I don't suppose 1.2.9 was bugfree? But point taken, if I ever reproduce
this with the current version I'll file a bug report.

... I think I just reproduced my problem with 1.4.0-rc4. Will try a newer RC
(or 1.4.0 final) one of these days. Here is what I did:

# /etc/init.d/afs unload
Killing inetd.afs
Unmounting /afs
Unloading afs module (98)
afsd: Shutting down all afs processes and afs state

# mount
/ on /dev/dsk/c0t0d0s0 read/write/setuid/intr/largefiles/onerror=panic/dev=2200000 on Sun Oct 9 01:14:59 2005
/proc on /proc read/write/setuid/dev=3e40000 on Sun Oct  9 01:14:57 2005
/dev/fd on fd read/write/setuid/dev=3f00000 on Sun Oct  9 01:15:01 2005
/etc/mnttab on mnttab read/write/setuid/dev=4000000 on Sun Oct  9 01:15:06 2005
/var/run on swap read/write/setuid/dev=1 on Sun Oct  9 01:15:06 2005
/tmp on swap read/write/setuid/dev=2 on Sun Oct  9 01:15:08 2005

(plus some other stuff but no AFS)

# modinfo | grep afs
(no output)
# pgrep -fl afsd
(system panics and reboots)

>From the logs: BAD TRAP: type=31 rp=2a100591430 addr=78128c48 mmu_fsr=0
unix:die+a4 (31, 2a100591430, 78128c48, 0, 2a100591430, e058a030)
unix:trap+8b8 (78128000, 1, 6, 0, 2a100591430, 0)
unix:sfmmu_tsb_miss+66c (104293b0, 0, 3000004ff88, 0, 3000004ff88, 0)
unix:prom_rtt+0 (30000c10e80, 2a100591588, 2a100591580, 3000038d328, 1000c36c, 0)
genunix:rm_assize+120 (42c8, 1, 3000117e2a8, 1fff, 104305a8, 300004f9c88)
procfs:prgetpsinfo32+37c (300004f9c88, 2a100591770, 30001077520, 30001077520, 2a100591770, 30001383b20)
procfs:pr_read_psinfo_32+3c (30001077520, 2a100591978, 30001db23a0, 3000038d328, 30001fae0a0, 30001fae000)
genunix:read+25c (0, 0, 1, 30001512e70, 4, 150)
genunix:read32+30 (4, ffbef2f8, 150, ff33c008, 21440, 1176c)

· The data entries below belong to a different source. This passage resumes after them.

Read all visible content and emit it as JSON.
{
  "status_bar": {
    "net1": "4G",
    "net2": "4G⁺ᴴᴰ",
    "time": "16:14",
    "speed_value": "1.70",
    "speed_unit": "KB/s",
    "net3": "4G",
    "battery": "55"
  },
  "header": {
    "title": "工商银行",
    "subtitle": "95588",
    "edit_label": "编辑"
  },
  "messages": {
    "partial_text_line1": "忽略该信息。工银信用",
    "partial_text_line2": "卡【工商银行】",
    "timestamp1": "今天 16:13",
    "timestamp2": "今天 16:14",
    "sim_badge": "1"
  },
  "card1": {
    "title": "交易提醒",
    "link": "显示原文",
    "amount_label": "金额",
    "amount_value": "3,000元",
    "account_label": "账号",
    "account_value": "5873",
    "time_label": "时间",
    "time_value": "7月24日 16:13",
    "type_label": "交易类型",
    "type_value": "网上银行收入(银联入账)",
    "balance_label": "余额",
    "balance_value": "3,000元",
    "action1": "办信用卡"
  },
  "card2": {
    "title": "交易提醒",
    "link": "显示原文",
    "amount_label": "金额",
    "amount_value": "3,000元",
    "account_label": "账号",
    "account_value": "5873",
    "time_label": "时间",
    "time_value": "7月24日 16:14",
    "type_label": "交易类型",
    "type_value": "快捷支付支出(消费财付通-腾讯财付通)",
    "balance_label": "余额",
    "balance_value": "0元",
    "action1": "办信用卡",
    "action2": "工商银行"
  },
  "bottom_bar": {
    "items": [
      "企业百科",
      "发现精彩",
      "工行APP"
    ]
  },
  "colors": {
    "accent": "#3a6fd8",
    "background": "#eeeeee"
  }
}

This was SunOS Release 5.8 Version Generic_117350-25 64-bit .

All right, the panic is actually triggered by pgrep; if I skip that step
and do an "/etc/init.d/afs start" instead, I am at least sometimes able
to get by without a panic. So my initial claim wasn't accurate, in that
the problem manifests itself when AFS is inactive and the module is
unloaded normally.

>From a practical point of view, this is still annoying since I have no
control over what background processes might look at psinfo during the 
time when no afs module is loaded.

I have no idea whether OpenAFS or Solaris is to blame for this one.